As a pivotal player in programs like Galileo and EGNOS, Thales Alenia Space has always been a pioneer in satellite navigation systems.
About EGNOS
EGNOS (European Geostationary Navigation Overlay Service) is the system used to augment Galileo’s accuracy and performance all over Europe. Its services help aircraft land at small airports and assist shipping, typically for operations like conveying a platform through tight channels. Thales Alenia Space has continually enhanced the ground system to ensure the integrity vital to ultra-precise and reliable positioning requirements for new applications like autonomous road, rail and maritime transportation systems. Safety-of-life services already exist for aviation.
The Korea Aerospace Research Institute (KARI) turned to us to conceive its own version of EGNOS, KASS (Korea Augmentation Satellite System), which provides safety-of-life services for the aviation, rail, maritime and road sectors. KASS system has been completely operational since 2024. Thales Alenia Space also developed the MEOLUT Next active-antenna system used for satellite search & rescue operations. This solution, renowned for its exceptional coverage and positional accuracy, enables the intergovernmental COSPAS-SARSAT satellite-based search-and-rescue initiative to save hundreds of lives every year.
About Galileo
Thales Alenia Space was involved in every development phase of the first-generation Galileo system, in charge of system support, the Galileo Mission Segment and the Galileo Security Facility. In 2021, our company was selected by ESA, acting for the European Commission, to build 6 of the 12 new satellites for the Galileo Second Generation sovereign constellation.
In 2023, we signed contracts with ESA and the Commission to design and build the Galileo Second Generation mission ground segment and provide technical support for systems engineering with our European partners.
Improved geolocation accuracy and integrity
ESA launched Celeste project in 2024, which is currently in its In-Orbit Demonstrator (IOD) phase. The Celeste demonstration constellation comprises 11 microsatellites that will be orbited, delivered by two prime contractors, with Thales Alenia Space building five spacecraft. This program is designed to enhance resilience and exponentially boost the performance of existing navigation services. Built on a multi-orbit approach, it will work alongside Galileo and other satellite navigation systems to deliver centimeter-level geolocation accuracy, improved robustness, strong resistance to jamming and spoofing and low latency (fast signal acquisition).
The Celeste mission is intended to support emerging use cases such as high-level vehicle autonomy — including continuous coverage in dense urban areas — Internet of Things applications, unmanned aerial and maritime vehicles and 5G/6G terrestrial network synchronization.

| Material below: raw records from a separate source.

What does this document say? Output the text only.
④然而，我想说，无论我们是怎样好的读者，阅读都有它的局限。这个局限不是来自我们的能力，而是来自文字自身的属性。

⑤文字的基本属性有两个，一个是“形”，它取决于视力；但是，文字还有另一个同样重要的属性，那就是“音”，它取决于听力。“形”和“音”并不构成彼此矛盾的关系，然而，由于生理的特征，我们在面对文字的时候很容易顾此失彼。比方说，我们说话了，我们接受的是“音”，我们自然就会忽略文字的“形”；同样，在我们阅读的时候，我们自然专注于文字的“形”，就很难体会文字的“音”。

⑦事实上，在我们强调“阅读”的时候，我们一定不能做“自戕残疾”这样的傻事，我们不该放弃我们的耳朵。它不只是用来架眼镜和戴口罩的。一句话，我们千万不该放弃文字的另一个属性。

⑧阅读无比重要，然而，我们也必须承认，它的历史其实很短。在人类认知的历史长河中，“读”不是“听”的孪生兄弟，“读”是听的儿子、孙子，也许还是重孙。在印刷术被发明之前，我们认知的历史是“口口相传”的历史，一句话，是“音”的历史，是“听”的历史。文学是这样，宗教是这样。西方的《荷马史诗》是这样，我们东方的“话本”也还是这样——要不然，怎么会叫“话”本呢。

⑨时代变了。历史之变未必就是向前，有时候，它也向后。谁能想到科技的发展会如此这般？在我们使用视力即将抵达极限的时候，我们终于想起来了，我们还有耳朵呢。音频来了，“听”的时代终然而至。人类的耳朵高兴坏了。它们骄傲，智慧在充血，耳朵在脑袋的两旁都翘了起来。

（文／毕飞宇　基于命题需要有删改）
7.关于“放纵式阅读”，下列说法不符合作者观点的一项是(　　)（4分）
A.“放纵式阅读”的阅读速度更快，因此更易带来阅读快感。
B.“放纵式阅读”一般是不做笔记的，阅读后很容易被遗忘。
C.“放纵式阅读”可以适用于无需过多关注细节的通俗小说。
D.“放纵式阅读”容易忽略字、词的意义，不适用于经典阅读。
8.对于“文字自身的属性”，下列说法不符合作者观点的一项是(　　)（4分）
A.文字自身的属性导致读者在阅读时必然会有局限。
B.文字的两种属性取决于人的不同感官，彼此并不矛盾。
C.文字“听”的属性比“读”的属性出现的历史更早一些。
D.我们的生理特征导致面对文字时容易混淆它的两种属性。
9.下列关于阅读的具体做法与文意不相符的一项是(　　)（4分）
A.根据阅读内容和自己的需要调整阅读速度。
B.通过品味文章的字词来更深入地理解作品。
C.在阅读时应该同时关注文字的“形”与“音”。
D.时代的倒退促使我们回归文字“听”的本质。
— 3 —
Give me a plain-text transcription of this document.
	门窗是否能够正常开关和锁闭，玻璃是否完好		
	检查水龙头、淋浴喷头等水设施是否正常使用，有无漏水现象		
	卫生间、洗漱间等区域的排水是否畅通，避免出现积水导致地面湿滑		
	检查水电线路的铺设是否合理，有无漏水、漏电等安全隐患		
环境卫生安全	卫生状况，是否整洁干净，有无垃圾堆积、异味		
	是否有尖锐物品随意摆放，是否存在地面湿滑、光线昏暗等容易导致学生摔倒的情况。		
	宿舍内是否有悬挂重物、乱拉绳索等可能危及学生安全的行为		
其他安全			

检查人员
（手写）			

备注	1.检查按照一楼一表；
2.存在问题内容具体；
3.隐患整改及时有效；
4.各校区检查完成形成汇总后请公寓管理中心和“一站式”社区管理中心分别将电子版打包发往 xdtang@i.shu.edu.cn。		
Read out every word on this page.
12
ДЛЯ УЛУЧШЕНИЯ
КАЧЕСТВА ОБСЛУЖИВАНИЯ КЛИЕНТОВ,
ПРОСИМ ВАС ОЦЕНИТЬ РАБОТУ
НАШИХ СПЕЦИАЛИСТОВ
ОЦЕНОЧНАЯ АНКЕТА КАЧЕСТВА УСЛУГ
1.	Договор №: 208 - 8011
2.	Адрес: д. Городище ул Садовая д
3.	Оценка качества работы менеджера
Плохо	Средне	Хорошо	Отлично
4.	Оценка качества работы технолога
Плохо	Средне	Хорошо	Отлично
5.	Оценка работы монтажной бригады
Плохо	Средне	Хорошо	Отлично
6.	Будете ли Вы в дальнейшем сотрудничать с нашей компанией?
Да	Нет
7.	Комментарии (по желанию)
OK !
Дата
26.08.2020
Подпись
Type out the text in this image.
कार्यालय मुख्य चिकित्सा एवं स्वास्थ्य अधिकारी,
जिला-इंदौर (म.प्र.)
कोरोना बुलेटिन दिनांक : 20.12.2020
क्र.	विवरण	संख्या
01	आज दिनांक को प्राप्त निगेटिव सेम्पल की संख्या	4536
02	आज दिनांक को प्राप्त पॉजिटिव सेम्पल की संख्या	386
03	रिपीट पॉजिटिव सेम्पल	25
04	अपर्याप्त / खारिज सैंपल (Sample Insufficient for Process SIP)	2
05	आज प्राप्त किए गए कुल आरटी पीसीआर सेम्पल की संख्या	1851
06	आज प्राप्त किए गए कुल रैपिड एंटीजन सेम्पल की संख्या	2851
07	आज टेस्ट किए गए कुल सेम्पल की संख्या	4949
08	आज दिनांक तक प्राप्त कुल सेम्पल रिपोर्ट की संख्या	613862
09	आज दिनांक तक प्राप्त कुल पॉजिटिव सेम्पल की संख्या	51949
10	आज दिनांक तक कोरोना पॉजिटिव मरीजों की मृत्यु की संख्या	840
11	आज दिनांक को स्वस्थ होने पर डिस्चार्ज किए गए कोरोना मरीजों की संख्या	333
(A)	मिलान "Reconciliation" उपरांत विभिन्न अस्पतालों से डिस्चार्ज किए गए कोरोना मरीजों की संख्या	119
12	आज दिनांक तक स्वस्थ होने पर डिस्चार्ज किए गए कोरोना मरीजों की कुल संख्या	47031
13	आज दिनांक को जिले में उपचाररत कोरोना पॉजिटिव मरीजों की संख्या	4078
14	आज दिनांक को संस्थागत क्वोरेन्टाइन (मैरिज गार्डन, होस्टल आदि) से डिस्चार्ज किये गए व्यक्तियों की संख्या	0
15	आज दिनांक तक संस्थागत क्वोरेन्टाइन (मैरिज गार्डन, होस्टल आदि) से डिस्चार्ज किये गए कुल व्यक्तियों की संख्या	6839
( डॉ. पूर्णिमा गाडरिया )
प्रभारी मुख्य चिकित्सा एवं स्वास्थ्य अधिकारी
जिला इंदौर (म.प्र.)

Embodied first by Celeste program, the Low Earth Orbit Precise Navigation Timing (LEO-PNT) technological approach could pave the way to additional related projects in the Export market.
Geolocation for the Internet of Things
Thales Alenia Space has leveraged its expertise in satellite constellations and navigation to address new markets calling for new navigation and geolocation capabilities, like Kineis, the first French constellation dedicated to the Internet of Things (IoT), and Omnispace.
Kinéis covers 100% of Earth’s surface — including the 85% not served by terrestrial networks. It offers low-power, low-data-rate, near real-time data transmission capabilities for connected devices, regardless of location.
We were the system architect and responsible for the payloads of this constellation featuring 25 nanosatellites, all successfully launched from mid-2024 to early 2025.
Pioneering the future of satellite navigation
For the Moon to become an effective forward base for space exploration, it must first have a reliable and secure navigation and telecommunication infrastructure. This is the goal of the Moonlight program led by ESA. This lunar network will enable real-time communication between Earth and human or robotic missions on the surface, continuous connectivity and precise navigation for rovers and astronauts. To enhance geolocation around the Moon and on the lunar surface, we will supply the space-based navigation segment, comprising four satellites.